Bad news for South African homeowners at the start of 2024

 ·26 Jan 2024

The Monetary Policy Committee (MPC) has voted to keep interest rates unchanged – and while it’s a welcomed indication that rates are unlikely to move higher, it still means that indebted South Africans will continue to service their repayments with rates at 14-year highs.

The first interest rate decision for the new year leaves the repo rate at 8.25%, with the prime lending rate at 11.75% – a fourth consecutive hold on rates.

The bank’s decision was unanimous and falls in line with market expectations.

While the SARB has acknowledged the easing inflationary environment, the bank remained hawkish, warning that the risks to the inflation outlook remain on the upside – particularly around food inflation, the power and the logistics and infrastructure crises.

Although property experts noted that a stable rate decision is a good sign, some believe it was a missed opportunity to boost the economy and property market.

Samuel Seeff, chairman of the Seeff Property Group, said there was an opportunity for the bank to consider a 25bps rate cut.

“At the very least, we would like to see the SARB start cutting as soon as the March meeting rather than later in the year,” he said.

Seeff reiterated that the SARB has been too hawkish and that keeping the rate high for so long has hampered the economy and the property market. This has basically resulted in all the positive gains in 2022 evaporating.

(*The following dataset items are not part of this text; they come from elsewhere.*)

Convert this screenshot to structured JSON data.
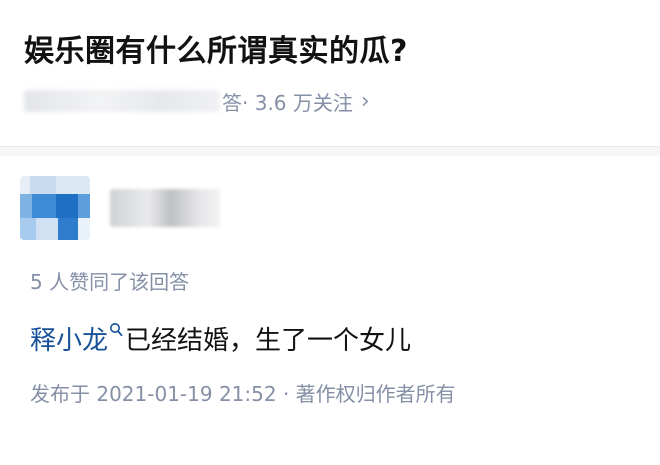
{
  "question": {
    "title": "娱乐圈有什么所谓真实的瓜?",
    "answers_suffix": "答",
    "followers": "· 3.6 万关注",
    "chevron": "›"
  },
  "answer": {
    "voters_text": "5 人赞同了该回答",
    "entity_link": "释小龙",
    "link_icon": "search-icon",
    "content_text": "已经结婚，生了一个女儿",
    "published": "发布于 2021-01-19 21:52 · 著作权归作者所有"
  },
  "colors": {
    "text": "#121212",
    "meta": "#8590a6",
    "link": "#175199",
    "divider": "#f6f6f6"
  }
}
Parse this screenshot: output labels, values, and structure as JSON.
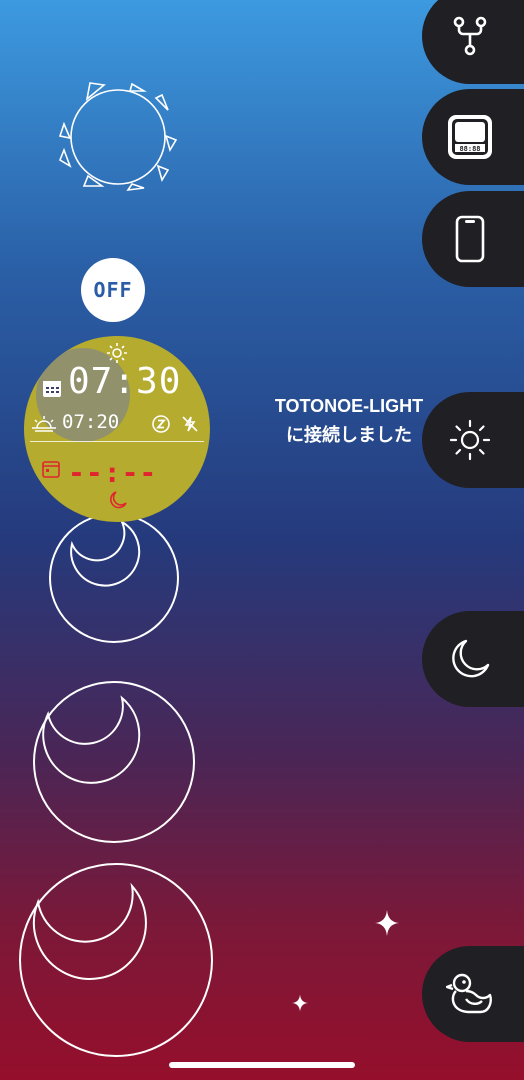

Since November 2021, homeowners with fairly modest R2 million bonds have been slammed with increases of more than R6,000 per month.

Rates remain at their highest point in 14 years since the fallout from the global financial crisis weighed on the local currency.

Lew Geffen Sotheby’s International Realty CEO, Yael Geffen, warned in May last year that interest rates at this level were not sustainable, and data from FNB’s latest Property barometer seems to show some evidence of this.

According to FNB statistics, financial pressure accounted for 25% of all residential property sales in Q4 2023, exceeding the historical average of 18% and now the most important reason cited by sellers.

“Consumers need a break. There’s no give in household budgets; the bulk of which is going towards servicing debt,” said Geffen.

“Until the interest rate drops, homeowners only have one choice right now, which is to save where they can and pump any excess cash into servicing the primary debt on their bonds,” she added.

Seeff echoed similar trends, noting that the higher rate has been especially impactful on first-time home buyers and the lower price bands, while an increasing number of homeowners are now looking to sell for financial reasons.

The chief executive of the Pam Golding Property group, Andrew Golding, agreed with this sentiment and noted the current higher debt costs, as a result of the prevailing interest rates, means that consumers – including home buyers and existing mortgage holders – remain under pressure amid a tepid economy, with ongoing load shedding and increased electricity and other municipal tariffs weighing heavily on all sectors.

Despite this pressure, Reserve Bank governor Lesetja Kganyago said the bank is unlikely to adjust its policy rates until the MPC is convinced inflation is under control.

“Disposable income is weak, in real terms – this means adjusted for inflation. So inflation is eating people’s disposable income and restricting their ability to spend. So if people are to have (disposable income) in the future, you’ve got to rein in inflation,” he said.

“Failure to rein in inflation means you are eroding the purchasing power of (households).”

The governor previously noted that interest rates won’t be cut until the inflation rate is sustainably back in the middle of its target range (3% to 6%) – this is not yet apparent, he said, with risks to the inflation outlook still squarely on the upside.